GRAPE Nuts.
Copyright 1999 By Scott Gray.
GRAPE Nuts is an adventure for GRAPE: Generic Roleplaying All Purpose Engine,
though it can be played with other game systems. See the main page, to learn
GRAPE rules. This adventure, like GRAPE, is distributed free of charge. You may give out copies, so long
as the text is not modified and no fees are charged for the copies distributed.
The Genre:
GRAPE Nuts takes place primarily inside the
minds of the characters -- who are themselves subject to serious delusions.
The genre has elements of mystery, in which the characters and players seek
to find out who and where they really are. For an excellent example of the
genre, please see the game Psychosis.
What characters think:
Each character starts the game in a different reality. One may be a
pirate (thinking of the others as his/her crew), one may be a lion tamer
(thinking the others are circus performers or lions), one may be a fireman
(thinking the others are also firemen or innocents to be rescued), one may
be an astronaut (thinking others are also astronauts or ground crew), one
may be flying a WWII fighter plane (others may be crew or enemies), one
may be at a tea party (thinking others are also at the tea party), one may
be part of a giant robot army smashing other giant robots.
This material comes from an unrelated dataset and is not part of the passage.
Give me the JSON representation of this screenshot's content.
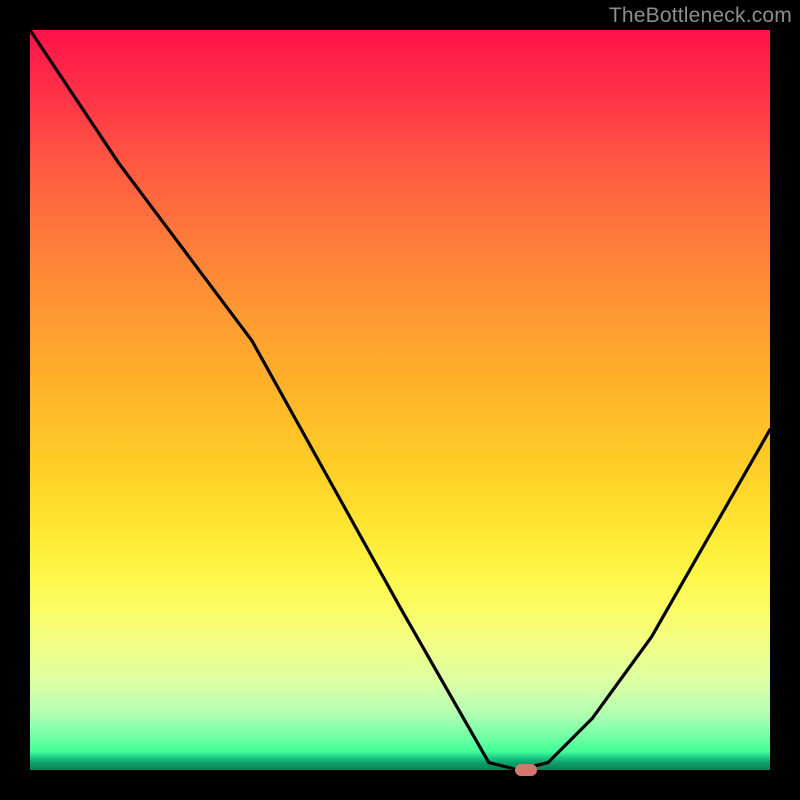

After a while getting people into the swing of the game, the characters'
realities slowly shift and meld. At any point that one player is having
fun interacting with another, one will join the reality of the other.
At some point, someone will get hurt. Even if they are all at a tea
party, someone can start choking on tea. This will snap the players into
the reality in which they are siblings who were playing a game together
and one of them just got hurt. (For example, as soon as Cap'n Scuttle
walks the plank he plummets not with a "splash" but with a
"thud" -- and suddenly the characters all realize that little
Paige actually hurt herself falling on the floor.)
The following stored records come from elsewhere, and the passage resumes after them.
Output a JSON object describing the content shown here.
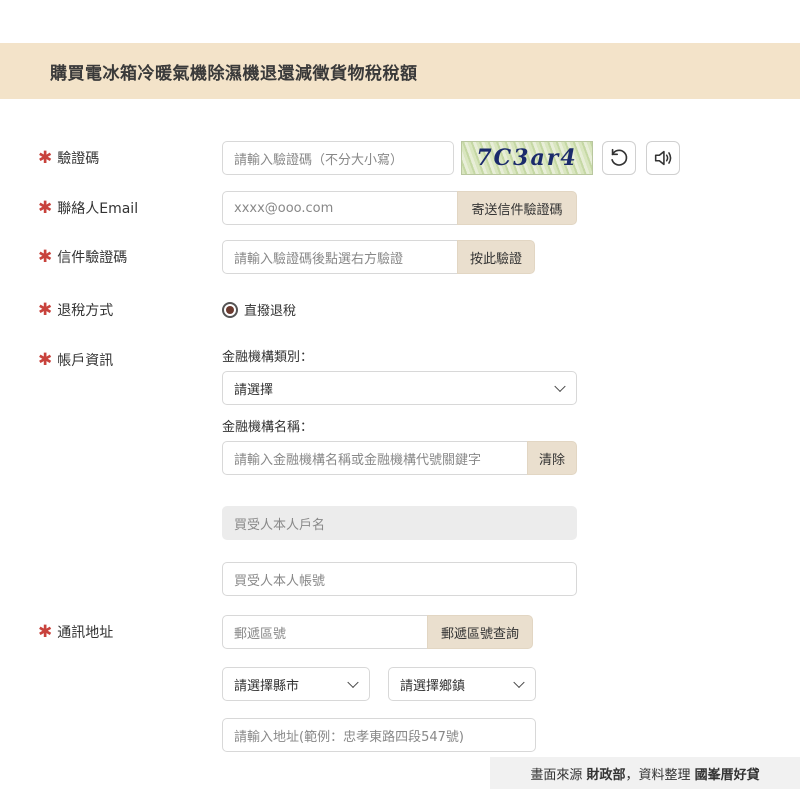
{
  "header": {
    "title": "購買電冰箱冷暖氣機除濕機退還減徵貨物稅稅額"
  },
  "form": {
    "captcha": {
      "label": "驗證碼",
      "placeholder": "請輸入驗證碼（不分大小寫）",
      "image_text": "7C3ar4",
      "refresh_icon": "refresh-icon",
      "audio_icon": "speaker-icon"
    },
    "email": {
      "label": "聯絡人Email",
      "placeholder": "xxxx@ooo.com",
      "button": "寄送信件驗證碼"
    },
    "email_code": {
      "label": "信件驗證碼",
      "placeholder": "請輸入驗證碼後點選右方驗證",
      "button": "按此驗證"
    },
    "refund_method": {
      "label": "退稅方式",
      "option": "直撥退稅"
    },
    "account": {
      "label": "帳戶資訊",
      "bank_type_label": "金融機構類別：",
      "bank_type_value": "請選擇",
      "bank_name_label": "金融機構名稱：",
      "bank_name_placeholder": "請輸入金融機構名稱或金融機構代號關鍵字",
      "clear_button": "清除",
      "holder_name_placeholder": "買受人本人戶名",
      "account_no_placeholder": "買受人本人帳號"
    },
    "address": {
      "label": "通訊地址",
      "zip_placeholder": "郵遞區號",
      "zip_button": "郵遞區號查詢",
      "city_value": "請選擇縣市",
      "township_value": "請選擇鄉鎮",
      "address_placeholder": "請輸入地址(範例：忠孝東路四段547號)"
    }
  },
  "footer": {
    "source_prefix": "畫面來源",
    "source": "財政部",
    "separator": "，",
    "compiled_prefix": "資料整理",
    "compiled_by": "國峯厝好貸"
  },
  "colors": {
    "accent_star": "#c8423c",
    "header_bg": "#f3e3c9",
    "button_bg": "#eadfce"
  }
}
The children have been alone in the house all day. They should start to
hear creepy noises coming from non-distinct places in the house. Maybe,
at some point, the sound of the cat being eaten. If they decide to search
the house, then upon finding the attic they should be reminded that Mom
and Dad have told them expressly that they are never allowed in the attic.
What's Next
In this reality, the children have an evil animal-like sibling that their
parents have hidden from them. The deformed sibling has been left chained
up in the attic, where it eats raw meat that the parents leave for it, and
occasional squirrels or birds that make their way into its attic. The
sibling normally is chained, with a cage over its head and a bit in its
mouth. But now it's free and has escaped the attic. It is afraid of the
light, and of the other children -- though it likes to watch them.
What's Really Going On
The characters are not children. They are a band of mad scientists, who
have been working on an experimental machine designed to influence the
minds of nearby beings and produce waking dreams. The chimpanzee that they
have been experimenting on (chained up in the top-floor lab) managed to
wriggle out of its chains, and to turn the machine on the scientists. It
is the angry chimp, who they have been abusing with nightmares, that does
not want the scientists in the attic.
With each passing minute that the characters haven't switched off the
machine, their state becomes more permanent. If the characters haven't
switched off the machine after a few hours of game play, it is too late
and they will be eternally in that reality. The lab is in the middle of a
deep woods (in order to avoid animal rights groups) -- if the characters
leave the lab/house they should be encouraged to return by making the
outside really boring and not helpful.
GM Hints
The GM will have to help translate what the players do/say to each other
into what each other character sees and/or hears -- at least at any point
in which the characters do not share the same vision of reality. The GM
is best off encouraging players to do that themselves.